Gratis-Internet in den Innenstädten rückt näher

Technisch wäre W-Lan als Alternative zum Mobilfunknetz möglich. Dafür müssten Gesetze geändert werden.

Düsseldorf. E-Mails schreiben im Park, in der U-Bahn die neuesten Nachrichten lesen, in der Mittagspause auf Facebook stöbern — wer unterwegs mit seinem Computer oder Telefon ins Internet geht, ist in den allermeisten Fällen auf das Mobilfunknetz angewiesen.

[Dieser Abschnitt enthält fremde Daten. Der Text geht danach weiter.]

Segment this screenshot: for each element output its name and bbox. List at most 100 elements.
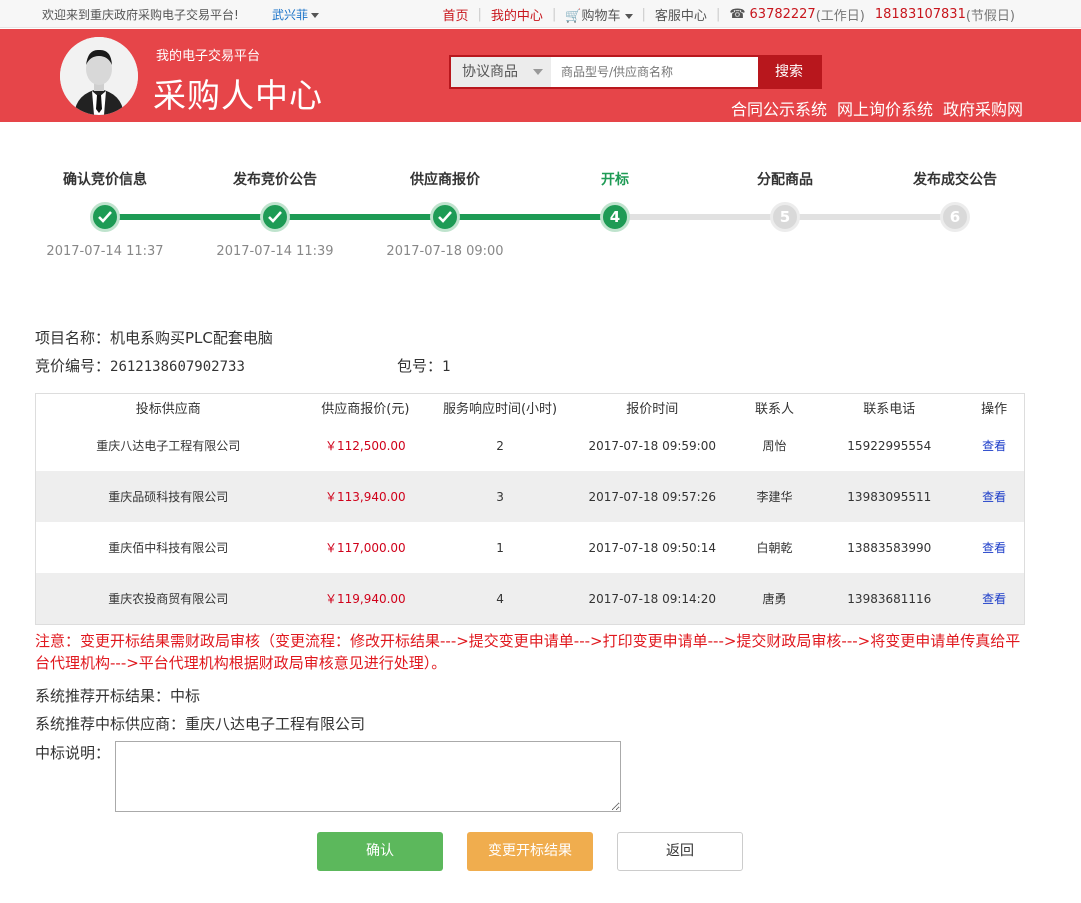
package-number: 1 (442, 359, 451, 375)
check-icon (268, 211, 282, 223)
step-number: 6 (940, 202, 970, 232)
cell-contact: 唐勇 (762, 592, 787, 606)
project-code-label: 竞价编号： (35, 357, 111, 375)
cell-supplier: 重庆八达电子工程有限公司 (96, 439, 241, 453)
nav-service[interactable]: 客服中心 (655, 5, 707, 24)
cell-phone: 13983095511 (847, 489, 932, 504)
project-name: 机电系购买PLC配套电脑 (110, 329, 273, 347)
divider: | (641, 7, 646, 22)
project-name-label: 项目名称： (35, 329, 111, 347)
page-title: 采购人中心 (153, 76, 323, 115)
recommend-result-label: 系统推荐开标结果： (35, 687, 171, 705)
header: 我的电子交易平台 采购人中心 协议商品 搜索 合同公示系统 网上询价系统 政府采… (0, 29, 1081, 122)
back-button[interactable]: 返回 (617, 832, 743, 871)
table-row: 重庆八达电子工程有限公司 ￥112,500.00 2 2017-07-18 09… (36, 420, 1024, 471)
package-row: 包号：1 (397, 355, 450, 376)
cell-price: ￥117,000.00 (324, 541, 406, 555)
cell-phone: 15922995554 (847, 438, 932, 453)
divider: | (477, 7, 482, 22)
top-bar: 欢迎来到重庆政府采购电子交易平台! 武兴菲 首页 | 我的中心 | 🛒购物车 |… (0, 0, 1081, 28)
chevron-down-icon (311, 13, 320, 18)
user-menu[interactable]: 武兴菲 (272, 6, 320, 23)
view-link[interactable]: 查看 (964, 590, 1024, 607)
cell-contact: 周怡 (762, 439, 787, 453)
step-2: 发布竞价公告 2017-07-14 11:39 (190, 170, 360, 259)
col-supplier: 投标供应商 (135, 401, 201, 417)
step-1: 确认竞价信息 2017-07-14 11:37 (20, 170, 190, 259)
brand-subtitle: 我的电子交易平台 (156, 49, 261, 64)
step-label: 发布竞价公告 (233, 172, 317, 188)
table-row: 重庆农投商贸有限公司 ￥119,940.00 4 2017-07-18 09:1… (36, 573, 1024, 624)
view-link[interactable]: 查看 (964, 488, 1024, 505)
cell-time: 2017-07-18 09:50:14 (588, 540, 716, 555)
link-gov-procurement[interactable]: 政府采购网 (943, 96, 1023, 120)
step-5: 分配商品 5 (700, 170, 870, 232)
nav-my-center[interactable]: 我的中心 (491, 5, 543, 24)
change-notice: 注意：变更开标结果需财政局审核（变更流程：修改开标结果--->提交变更申请单--… (35, 632, 1021, 672)
view-link[interactable]: 查看 (964, 539, 1024, 556)
cell-price: ￥113,940.00 (324, 490, 406, 504)
cell-response: 2 (496, 438, 504, 453)
header-links: 合同公示系统 网上询价系统 政府采购网 (731, 96, 1023, 120)
table-header: 投标供应商 供应商报价(元) 服务响应时间(小时) 报价时间 联系人 联系电话 … (36, 394, 1024, 420)
table-row: 重庆佰中科技有限公司 ￥117,000.00 1 2017-07-18 09:5… (36, 522, 1024, 573)
step-done-check (260, 202, 290, 232)
step-number: 5 (770, 202, 800, 232)
award-description-label: 中标说明： (35, 744, 111, 762)
project-code: 2612138607902733 (110, 359, 245, 375)
divider: | (551, 7, 557, 22)
view-link[interactable]: 查看 (964, 437, 1024, 454)
search-category-label: 协议商品 (462, 64, 518, 80)
recommend-winner-value: 重庆八达电子工程有限公司 (185, 715, 366, 733)
step-number: 4 (600, 202, 630, 232)
link-online-inquiry[interactable]: 网上询价系统 (837, 96, 933, 120)
recommend-winner-row: 系统推荐中标供应商：重庆八达电子工程有限公司 (35, 713, 365, 734)
step-date: 2017-07-14 11:39 (216, 244, 334, 259)
col-price: 供应商报价(元) (321, 401, 410, 417)
search-bar: 协议商品 搜索 (449, 55, 822, 89)
step-3: 供应商报价 2017-07-18 09:00 (360, 170, 530, 259)
confirm-button[interactable]: 确认 (317, 832, 443, 871)
nav-cart[interactable]: 🛒购物车 (565, 5, 633, 24)
search-input[interactable] (551, 57, 758, 87)
step-done-check (90, 202, 120, 232)
cell-time: 2017-07-18 09:57:26 (588, 489, 716, 504)
cell-contact: 李建华 (756, 490, 793, 504)
search-category-select[interactable]: 协议商品 (451, 57, 551, 87)
avatar (60, 37, 138, 115)
award-description-input[interactable] (115, 741, 621, 812)
step-4: 开标 4 (530, 170, 700, 232)
project-name-row: 项目名称：机电系购买PLC配套电脑 (35, 327, 273, 348)
phone-workday: 63782227 (749, 7, 816, 22)
bids-table: 投标供应商 供应商报价(元) 服务响应时间(小时) 报价时间 联系人 联系电话 … (35, 393, 1025, 625)
step-label: 开标 (601, 172, 629, 188)
recommend-winner-label: 系统推荐中标供应商： (35, 715, 186, 733)
step-label: 分配商品 (757, 172, 813, 188)
progress-steps: 确认竞价信息 2017-07-14 11:37 发布竞价公告 2017-07-1… (0, 170, 1081, 270)
col-response: 服务响应时间(小时) (442, 401, 558, 417)
search-button[interactable]: 搜索 (758, 57, 820, 87)
cart-icon: 🛒 (565, 9, 582, 24)
recommend-result-row: 系统推荐开标结果：中标 (35, 685, 200, 706)
table-row: 重庆品硕科技有限公司 ￥113,940.00 3 2017-07-18 09:5… (36, 471, 1024, 522)
nav-home[interactable]: 首页 (443, 5, 469, 24)
step-date: 2017-07-14 11:37 (46, 244, 164, 259)
cell-response: 4 (496, 591, 504, 606)
step-done-check (430, 202, 460, 232)
chevron-down-icon (533, 69, 543, 75)
change-result-button[interactable]: 变更开标结果 (467, 832, 593, 871)
cell-contact: 白朝乾 (756, 541, 793, 555)
col-contact: 联系人 (755, 401, 795, 417)
link-contract-publicity[interactable]: 合同公示系统 (731, 96, 827, 120)
cell-phone: 13883583990 (847, 540, 932, 555)
cell-response: 3 (496, 489, 504, 504)
nav-cart-label: 购物车 (581, 9, 621, 24)
step-label: 发布成交公告 (913, 172, 997, 188)
cell-supplier: 重庆佰中科技有限公司 (108, 541, 229, 555)
cell-supplier: 重庆品硕科技有限公司 (108, 490, 229, 504)
cell-price: ￥119,940.00 (324, 592, 406, 606)
phone-holiday-note: (节假日) (965, 9, 1015, 24)
phone-icon: ☎ (729, 7, 746, 22)
check-icon (438, 211, 452, 223)
cell-supplier: 重庆农投商贸有限公司 (108, 592, 229, 606)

Dabei wäre es zumindest in großen Städten durchaus möglich, flächendeckendes Internet via W-Lan anzubieten — im besten Fall sogar kostenlos. Was fehlt, ist die nötige Infrastruktur und eine Gesetzesänderung. In beiden Bereichen gibt es vielversprechende Signale.

In Berlin ist das freie W-Lan seit diesem Monat bereits Realität — wenn auch noch nicht flächendeckend. Unterstützt von der Medienanstalt Berlin-Brandenburg hat Kabel Deutschland das Pilotprojekt „Public Wifi Berlin“ gestartet.

An 44 belebten Orten in der Stadt kann sich schon jetzt jedermann mit seinem Smartphone, Tablet oder Notebook für 30 Minuten kostenlos ins Netz begeben. Bis zum Sommer sollen 60 weitere so genannte Hotspots dazukommen.

Netzaktivisten wie die Initiative „Freifunk“ geht dieser Flickenteppich nicht weit genug. Sie machen sich schon seit Jahren für ein flächendeckendes, kostenloses Funknetzwerk stark. Die Idee: Jeder, der das offene W-Lan nutzt, wird gleichzeitig Teil des Netzwerks und erweitert es dadurch. Es entsteht ein großes, sich selbst organisierendes System (Mesh Network), das im Idealfall eine ganze Stadt und mehr abdeckt.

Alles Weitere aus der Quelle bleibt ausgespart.